Dive Brief:
- The vast majority — 86% — of consumers say loyalty rewards matter to them, but far fewer say they use a loyalty program regularly, according to a survey of 3,400 consumers released Monday by Upside.
- Only 59% of shoppers say they use a grocery loyalty program regularly. That falls to 49% for fuel and convenience store programs and 38% for restaurant programs.
- A majority of consumers across grocery, fuel and convenience store, and restaurant programs are “preference-first” shoppers who show high-brand affinity and high-price sensitivity, according to Upside. These customers are quick to join loyalty programs at places they like — and they tend to like a lot of places.
Dive Insight:
The loyalty program landscape is crowded, and it’s becoming harder for individual programs to stand out. A successful program will want to go beyond growing enrollment to actually influencing customers’ shopping behavior.
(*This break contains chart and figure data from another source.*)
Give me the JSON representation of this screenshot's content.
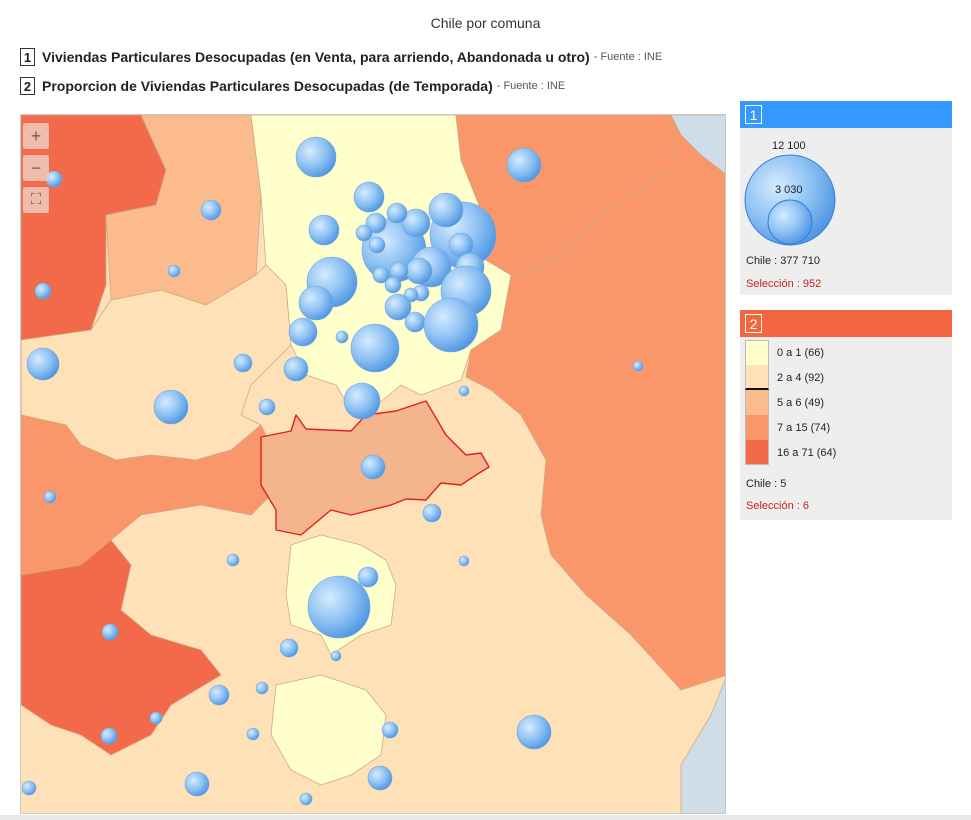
{
  "title": "Chile por comuna",
  "indicators": [
    {
      "num": "1",
      "name": "Viviendas Particulares Desocupadas (en Venta, para arriendo, Abandonada u otro)",
      "source": "- Fuente : INE"
    },
    {
      "num": "2",
      "name": "Proporcion de Viviendas Particulares Desocupadas (de Temporada)",
      "source": "- Fuente : INE"
    }
  ],
  "map_controls": {
    "zoom_in": "+",
    "zoom_out": "−",
    "fullscreen": "⛶"
  },
  "legend1": {
    "num": "1",
    "header_color": "#3399ff",
    "bubble_max_label": "12 100",
    "bubble_min_label": "3 030",
    "total": "Chile : 377 710",
    "selection": "Selección : 952"
  },
  "legend2": {
    "num": "2",
    "header_color": "#f26640",
    "classes": [
      {
        "label": "0 a 1 (66)",
        "color": "#ffffcc"
      },
      {
        "label": "2 a 4 (92)",
        "color": "#ffe1b8"
      },
      {
        "label": "5 a 6 (49)",
        "color": "#fcbb8c"
      },
      {
        "label": "7 a 15 (74)",
        "color": "#f9976a"
      },
      {
        "label": "16 a 71 (64)",
        "color": "#f26a4a"
      }
    ],
    "total": "Chile : 5",
    "selection": "Selección : 6"
  }
}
Part of the challenge is that there is a disconnect between the consumers that loyalty programs target and the shoppers that are most likely to be influenced by rewards programs.
“For many years programs were designed almost entirely around the heaviest users,” Patricia Camden, loyalty leader for EY Americas, said in an email. “The thinking was if you reward the people already spending the most, you'll get more of that behavior. That can work, but it also leaves a lot of value on the table.”
EY research has found that loyalty enrollment is at or near all-time highs, but nearly half of consumers say they’re willing to shop outside of a program if they find a better deal elsewhere, according to Camden. As a result, there is a large group of customers who are technically loyalty members, but aren’t fully committed to the brand.
Top-tier loyalty programs nurture the customer behavior they desire over time, Camden said. “If the program isn't actively nurturing the next cohort coming up behind them, the top of the pyramid eventually starts to thin out.”
One example is the casual dining sector, where the biggest untapped value isn’t necessarily from regulars — it’s people who used to visit every couple of months but slowly drifted away, according to Camden. Many programs put the biggest investment in courting weekly diners instead.
One company built a plan to win that middle segment with small welcome back offers and a bit of personalization, Camden said. A “meaningful share” of the drifting cohort began visiting once or twice extra per quarter, and some began engaging in higher-value behavior over time.
“The program wasn't just protecting the top of the pyramid, it was building the next version of it,” Camden said.
Preference-first customers value staying within their budgets as much as they like shopping at their favorite stores, according to Upside. Winning their business requires differentiation, such as through exclusive experiences that make loyalty membership feel meaningful.
Immediacy is another key to winning over customers, according to Camden. Programs that ask customers to spend a couple hundred dollars before they see a benefit are less likely to win over fence-sitters than those that reward smaller behaviors early on and then build up to greater loyalty from there.